The ouster of UVA president Teresa Sullivan is just the latest (and most vivid) example of current and future ACC member schools experiencing unrest at their highest administrative levels. Given that the conference is still viewed by many as a ripe target for poaching (and this despite its aggressive history in acquiring new schools), the added variable of real and potential leadership changes in the conference’s schools is another variable to the conference realignment conundrum.
Sullivan was discarded over revenue and expense clashes with board members (and perhaps expedited by public and private workings of state leaders) regarding the school’s traditional academic focus and long-term strategy. Aside from the firing itself, her departure seems to have also inflamed a power struggle between the school’s provost and chief operating officer, and made various internal assessments of the school’s problem areas a matter of public record. For a school that was known for decades of steady influence and direction, this could be a shake-up on every level, including conference politics.
While I don’t see anything quite approaching this level of disorder in other ACC schools, there are a few current leaders who are in noticeably compromised positions:
As noted in an earlier post, the Big 12 question is casting a lousy light on just about every higher-up at FSU. FSU board chairman Andy Haggard has looked volatile and ignorant, President Eric Barron seems nervously defensive, Athletic Director Randy Spetman doesn’t look like he can manage an athletic budget, the boosters and school foundation have been publicly scapegoated, and football coach Jimbo Fisher seems to be playing the jester with one-liners worthy of a coach still in the SEC (and not one in the slightly less-powerful conference of the eastern seaboard.)
Athletic Director Kevin Anderson isn’t just overseeing the lackluster Randy Edsall experiment, he canned Ralph Friedgen (reigning ACC coach of the year) to do so. Add to this the school’s upcoming elimination of eight varsity sports over budget problems, and his childish public spat with local rival Georgetown, and Anderson looks more and more like someone on the hot seat. To my outsider’s eye, he seems the likeliest of this gaggle to depart in the near future.
President Donna Shalala, already a polarizing figure due to her political history, has been cited as the beneficiary of “friendly” loans during the Countrywide Mortgage meltdown, and has been publicly hammered for failing to halt Ponzi schemer and walking NCAA violation Nevin Shapiro from wreaking havoc on Miami’s football squad. She has a survivor’s reputation, however, and I don’t see her going anywhere in the foreseeable future.
While the improprieties of Butch Davis and his staff are their own (and have already taken out Athletic Director Dick Baddour), and the arrival of these men on campus likely owed as much to the influence of UNC trustees as anything, academic failings fall squarely under the watch of Chancellor Holden Thorp.

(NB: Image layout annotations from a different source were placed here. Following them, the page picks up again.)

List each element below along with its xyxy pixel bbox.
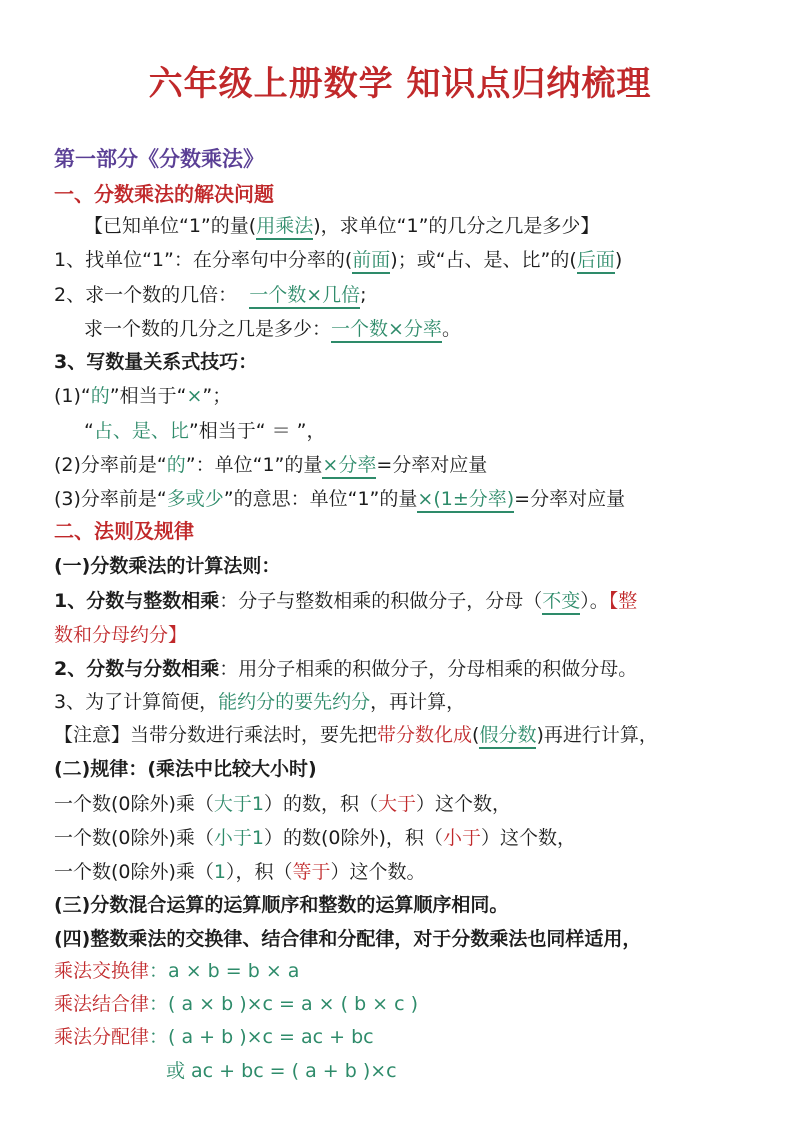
text: ”相当于“ (109, 385, 187, 407)
text-line (84, 418, 325, 444)
answer-text: 用乘法 (256, 215, 313, 240)
text: 一个数(0除外)乘（ (54, 827, 214, 849)
text: ）这个数， (416, 793, 512, 815)
law-formula: 或 ac + bc = ( a + b )×c (166, 1060, 397, 1082)
text-line (84, 213, 599, 239)
key-word: 占、是、比 (93, 420, 189, 442)
text: =分率对应量 (376, 454, 488, 476)
text: 1、找单位“1”：在分率句中分率的( (54, 249, 353, 271)
text: 3、为了计算简便， (54, 691, 219, 713)
text: 1、分数与整数相乘 (54, 590, 220, 612)
text: 一个数(0除外)乘（ (54, 861, 214, 883)
text: ）。 (580, 590, 609, 612)
text: (3)分率前是“ (54, 488, 167, 510)
law-line (54, 1024, 374, 1050)
text: ：分子与整数相乘的积做分子，分母（ (219, 590, 543, 612)
law-formula: ：( a × b )×c = a × ( b × c ) (149, 993, 419, 1015)
text-line (54, 859, 426, 885)
answer-text: 假分数 (479, 724, 536, 749)
key-word: 大于1 (213, 793, 265, 815)
text: 2、分数与分数相乘 (54, 658, 220, 680)
answer-text: 一个数×分率 (331, 318, 442, 343)
text: ”相当于“ ＝ ”， (188, 420, 326, 442)
key-word: × (186, 385, 203, 407)
text: =分率对应量 (514, 488, 626, 510)
section-heading: 二、法则及规律 (54, 519, 194, 543)
text: ：用分子相乘的积做分子，分母相乘的积做分母。 (219, 658, 638, 680)
text: ”：单位“1”的量 (185, 454, 323, 476)
text: ，再计算， (370, 691, 466, 713)
text: ”的意思：单位“1”的量 (223, 488, 418, 510)
text-line (54, 825, 576, 851)
key-word: 小于1 (213, 827, 265, 849)
law-name: 乘法结合律 (54, 993, 150, 1015)
text: ”； (202, 385, 232, 407)
text: 一个数(0除外)乘（ (54, 793, 214, 815)
text: “ (84, 420, 94, 442)
key-word: 1 (213, 861, 227, 883)
text: )，求单位“1”的几分之几是多少】 (313, 215, 600, 237)
text: ）这个数。 (330, 861, 426, 883)
key-word: 等于 (292, 861, 331, 883)
text: (2)分率前是“ (54, 454, 167, 476)
text: ）的数(0除外)，积（ (264, 827, 443, 849)
text-line (54, 486, 625, 512)
answer-text: 一个数×几倍 (249, 284, 360, 309)
answer-text: 不变 (542, 590, 580, 615)
law-line (54, 958, 299, 984)
text: ; (360, 284, 367, 306)
key-word: 带分数化成 (377, 724, 473, 746)
text: )；或“占、是、比”的( (390, 249, 577, 271)
text: ）的数，积（ (264, 793, 379, 815)
text: ），积（ (226, 861, 293, 883)
text-line: 数和分母约分】 (54, 624, 188, 646)
text-line (84, 316, 461, 342)
text: ) (614, 249, 623, 271)
text-line (54, 791, 511, 817)
text: ( (472, 724, 480, 746)
text: 【注意】当带分数进行乘法时，要先把 (54, 724, 378, 746)
key-word: 多或少 (166, 488, 224, 510)
answer-text: 前面 (352, 249, 390, 274)
text: ）这个数， (480, 827, 576, 849)
subheading: (四)整数乘法的交换律、结合律和分配律，对于分数乘法也同样适用， (54, 928, 642, 950)
text: )再进行计算， (536, 724, 658, 746)
text-line (54, 282, 367, 308)
text-line (54, 722, 658, 748)
text-line (54, 656, 637, 682)
answer-text: ×分率 (322, 454, 376, 479)
subheading: (二)规律：(乘法中比较大小时) (54, 758, 317, 780)
law-name: 乘法交换律 (54, 960, 150, 982)
text-line (54, 689, 465, 715)
text: 。 (441, 318, 461, 340)
key-word: 能约分的要先约分 (218, 691, 371, 713)
law-formula: ：a × b = b × a (149, 960, 300, 982)
text-line (54, 452, 487, 478)
key-word: 的 (166, 454, 186, 476)
law-formula: ：( a + b )×c = ac + bc (149, 1026, 374, 1048)
key-word: 的 (90, 385, 110, 407)
text: (1)“ (54, 385, 91, 407)
text: 2、求一个数的几倍： (54, 284, 238, 306)
text-line (54, 588, 637, 614)
text: 求一个数的几分之几是多少： (84, 318, 332, 340)
text-line (54, 383, 231, 409)
section-heading: 一、分数乘法的解决问题 (54, 182, 274, 206)
text: 【已知单位“1”的量( (84, 215, 257, 237)
answer-text: 后面 (577, 249, 615, 274)
key-word: 小于 (442, 827, 481, 849)
key-word: 大于 (378, 793, 417, 815)
subheading: 3、写数量关系式技巧： (54, 351, 258, 373)
page-title: 六年级上册数学 知识点归纳梳理 (148, 64, 652, 104)
part-heading: 第一部分《分数乘法》 (54, 147, 264, 171)
text-line (54, 247, 622, 273)
law-line (54, 991, 418, 1017)
law-name: 乘法分配律 (54, 1026, 150, 1048)
subheading: (三)分数混合运算的运算顺序和整数的运算顺序相同。 (54, 894, 509, 916)
answer-text: ×(1±分率) (417, 488, 514, 513)
key-word: 【整 (608, 590, 638, 612)
subheading: (一)分数乘法的计算法则： (54, 555, 281, 577)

And when a prominent professor such as Julius Nyang’oro appears to have hosted phony courses with free grades for the benefit of football players, the responsibility ultimately lies with Thorp. It’s rare for sport-related academic scandals to fell executives, though the heap of woes befalling UNC has to have weakened the position of Chapel Hill’s Chancellor. If the men’s basketball team is tied in to this mess (or even inadvertently uncovered), well, the sky might start falling. Improvements to the football stadium might also prove to be a funding albatross, though almost certainly not as damaging as a tarnished basketball program would be.
This future member will be arriving with baggage. Chancellor Nancy Sullivan is attempting to redefine ‘Cuse as a community benefactor intent on revitalizing the city of Syracuse and increasing disadvantaged students’ access to the school. Along the way, the school has bought and revitalized a great deal of property all across the city, among various other good works. On the flipside of this endeavor is the slippage in national rankings the school has experienced, which has raised the ire of trustees, alums, and professors.

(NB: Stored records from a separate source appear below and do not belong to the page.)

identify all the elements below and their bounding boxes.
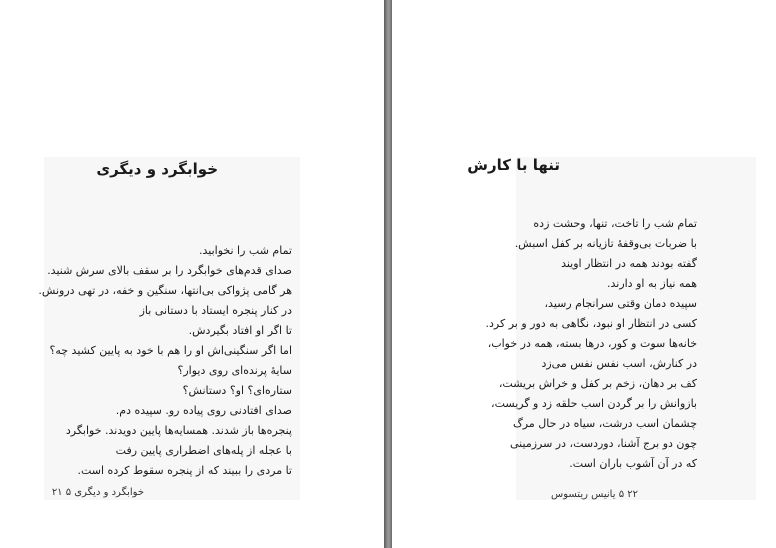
poem-line: با ضربات بی‌وقفهٔ تازیانه بر کفل اسبش. [514, 237, 697, 250]
poem-line: کسی در انتظار او نبود، نگاهی به دور و بر کرد. [485, 317, 697, 330]
poem-line: پنجره‌ها باز شدند. همسایه‌ها پایین دویدند. خوابگرد [65, 424, 292, 437]
poem-line: ستاره‌ای؟ او؟ دستانش؟ [182, 384, 292, 397]
poem-line: خانه‌ها سوت و کور، درها بسته، همه در خواب، [487, 337, 697, 350]
poem-line: بازوانش را بر گردن اسب حلقه زد و گریست، [491, 397, 697, 410]
poem-line: تا مردی را ببیند که از پنجره سقوط کرده است. [77, 464, 292, 477]
right-page [392, 0, 776, 548]
poem-line: صدای قدم‌های خوابگرد را بر سقف بالای سرش شنید. [47, 264, 292, 277]
poem-line: در کنارش، اسب نفس نفس می‌زد [541, 357, 697, 370]
poem-line: سایهٔ پرنده‌ای روی دیوار؟ [177, 364, 292, 377]
poem-line: سپیده دمان وقتی سرانجام رسید، [544, 297, 697, 310]
left-page-footer: خوابگرد و دیگری ۵ ۲۱ [51, 487, 144, 498]
poem-line: تمام شب را تاخت، تنها، وحشت زده [533, 217, 697, 230]
poem-line: تا اگر او افتاد بگیردش. [188, 324, 292, 337]
poem-line: اما اگر سنگینی‌اش او را هم با خود به پایین کشید چه؟ [49, 344, 292, 357]
poem-line: در کنار پنجره ایستاد با دستانی باز [139, 304, 292, 317]
right-poem-text [486, 214, 697, 474]
poem-line: گفته بودند همه در انتظار اویند [561, 257, 697, 270]
poem-line: صدای افتادنی روی پیاده رو. سپیده دم. [115, 404, 292, 417]
poem-line: که در آن آشوب باران است. [569, 457, 697, 470]
left-page-title: خوابگرد و دیگری [96, 160, 218, 178]
left-page [0, 0, 384, 548]
poem-line: کف بر دهان، زخم بر کفل و خراش بریشت، [498, 377, 697, 390]
poem-line: همه نیاز به او دارند. [606, 277, 697, 290]
left-poem-text [38, 241, 292, 481]
right-page-footer: ۲۲ ۵ یانیس ریتسوس [551, 489, 638, 500]
page-gutter [384, 0, 392, 548]
poem-line: هر گامی پژواکی بی‌انتها، سنگین و خفه، در تهی درونش. [38, 284, 292, 297]
right-page-title: تنها با کارش [467, 156, 560, 174]
poem-line: چون دو برج آشنا، دوردست، در سرزمینی [510, 437, 697, 450]
poem-line: تمام شب را نخوابید. [198, 244, 292, 257]
poem-line: با عجله از پله‌های اضطراری پایین رفت [115, 444, 292, 457]
poem-line: چشمان اسب درشت، سیاه در حال مرگ [512, 417, 697, 430]
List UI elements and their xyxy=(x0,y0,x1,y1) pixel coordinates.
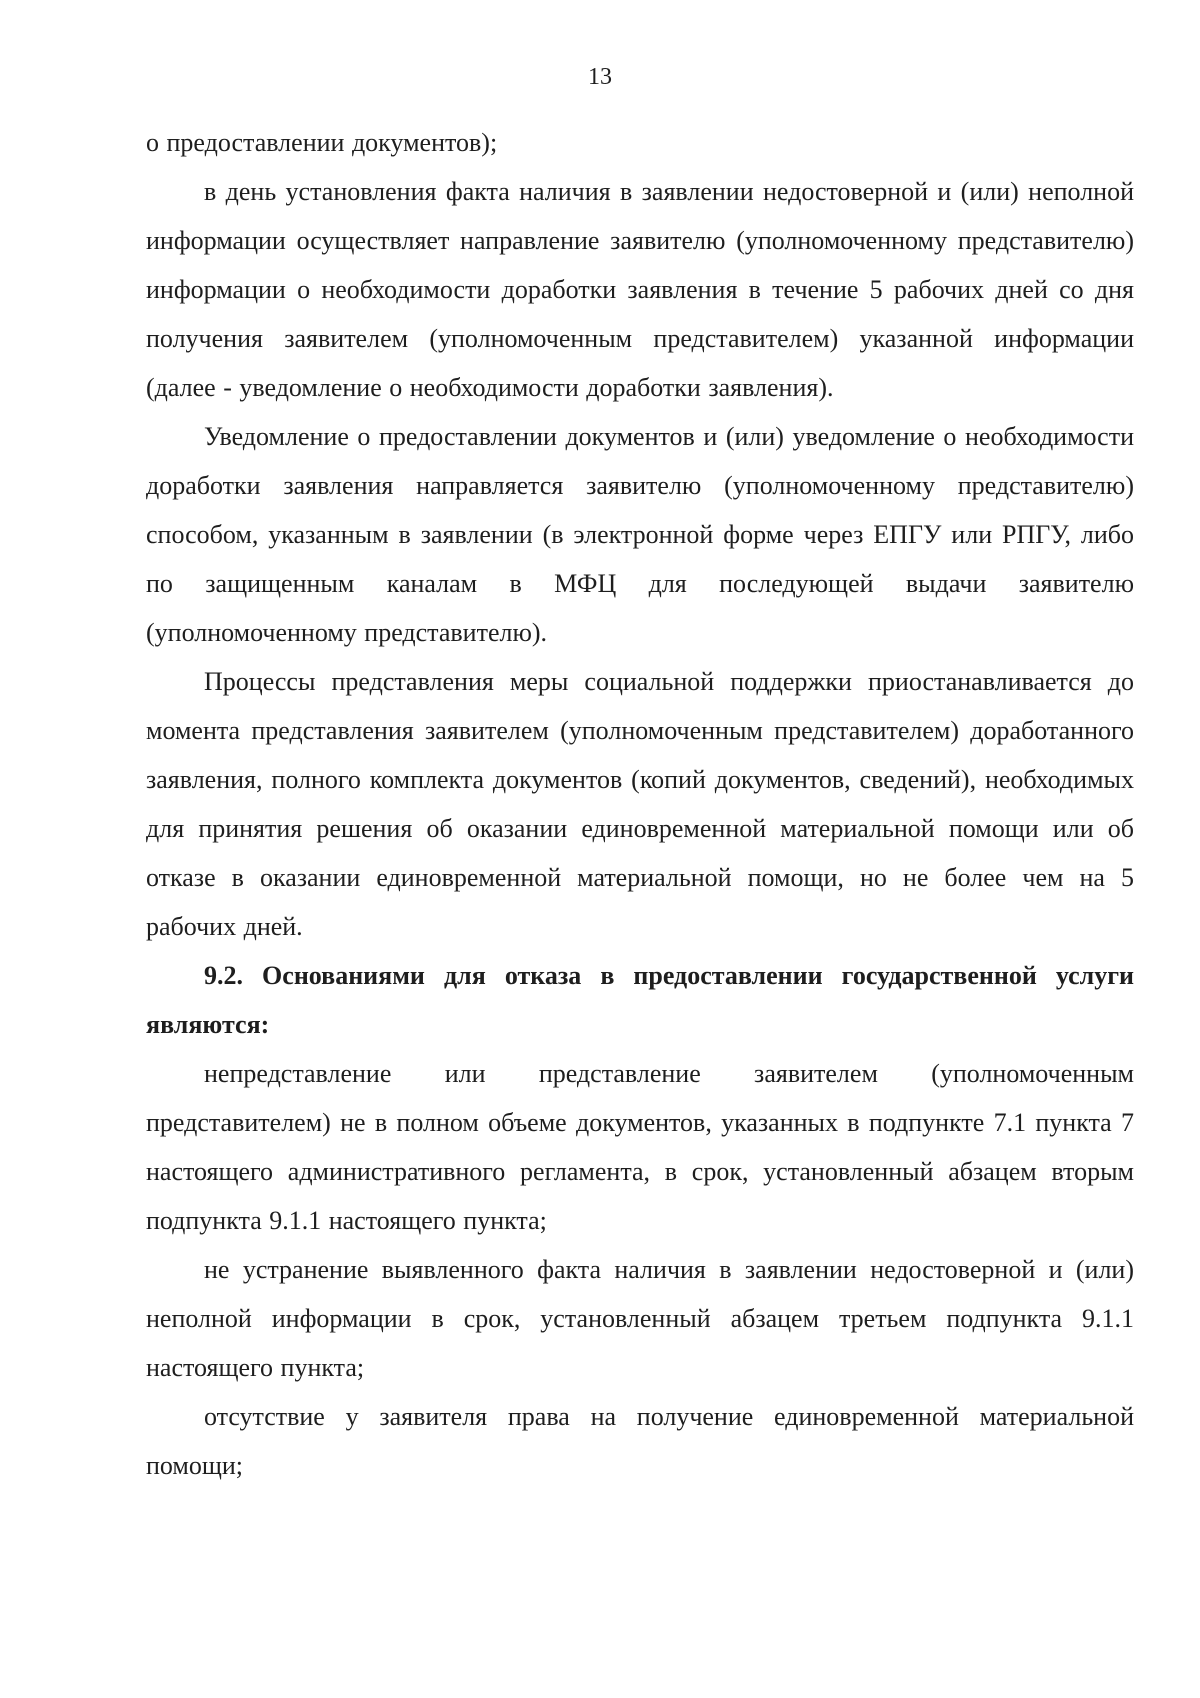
paragraph-clarification-notice: в день установления факта наличия в заявлении недостоверной и (или) неполной информации осуществляет направление заявителю (уполномоченному представителю) информации о необходимости доработки заявления в течение 5 рабочих дней со дня получения заявителем (уполномоченным представителем) указанной информации (далее - уведомление о необходимости доработки заявления). xyxy=(146,177,1134,402)
document-body xyxy=(146,118,1134,1490)
section-heading-refusal-grounds: 9.2. Основаниями для отказа в предоставлении государственной услуги являются: xyxy=(146,961,1134,1039)
paragraph-continuation: о предоставлении документов); xyxy=(146,128,498,157)
paragraph-refusal-ground-1: непредставление или представление заявителем (уполномоченным представителем) не в полном объеме документов, указанных в подпункте 7.1 пункта 7 настоящего административного регламента, в срок, установленный абзацем вторым подпункта 9.1.1 настоящего пункта; xyxy=(146,1059,1134,1235)
page-number: 13 xyxy=(588,64,612,90)
paragraph-notification-delivery: Уведомление о предоставлении документов и (или) уведомление о необходимости доработки заявления направляется заявителю (уполномоченному представителю) способом, указанным в заявлении (в электронной форме через ЕПГУ или РПГУ, либо по защищенным каналам в МФЦ для последующей выдачи заявителю (уполномоченному представителю). xyxy=(146,422,1134,647)
paragraph-suspension: Процессы представления меры социальной поддержки приостанавливается до момента представления заявителем (уполномоченным представителем) доработанного заявления, полного комплекта документов (копий документов, сведений), необходимых для принятия решения об оказании единовременной материальной помощи или об отказе в оказании единовременной материальной помощи, но не более чем на 5 рабочих дней. xyxy=(146,667,1134,941)
paragraph-refusal-ground-3: отсутствие у заявителя права на получение единовременной материальной помощи; xyxy=(146,1402,1134,1480)
paragraph-refusal-ground-2: не устранение выявленного факта наличия в заявлении недостоверной и (или) неполной информации в срок, установленный абзацем третьем подпункта 9.1.1 настоящего пункта; xyxy=(146,1255,1134,1382)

SU isn’t the only school to adopt this community-focused model. Notably, Brown is simply throwing buckets of cash at Providence for the next decade, while every other school in the country seems determined to become a local real estate mogul (Ohio State is a big one.) These schools aren’t having the perception problems of Syracuse, though, and that’s where the tensions lie.
What’s all this mean in terms of football? Unpredictability. Even for a conference built on long-lasting relationships, sudden shifts in leadership are a volatile force. School and conference histories abound with decisions that rested on a single vote, or were accepted or denied based on alliances between schools.
If an institution like UVA (a “public Ivy” in the eyes of some) can change its organizational focus to a corporatized model in the course of a year, as seems to be happening, it will likely impact a major revenue sport like football. Would Mr. Jefferson’s school suddenly be seeking acceptance into the Big 10 or even the SEC just to maximize profits? I doubt it, but if some things come to pass I won’t discount it.
Conversely, if the theater at Florida State sparks an embarrassed refocusing on academic issues (one reflected in trustee and presidential appointments), would it effectively squelch all but the most reactionary realignment discussion? Even a football machine like FSU would be a drastically different enterprise if its administration were filled with non-football fans, and its fanbase too apathetic from disappointing seasons to mount much protest.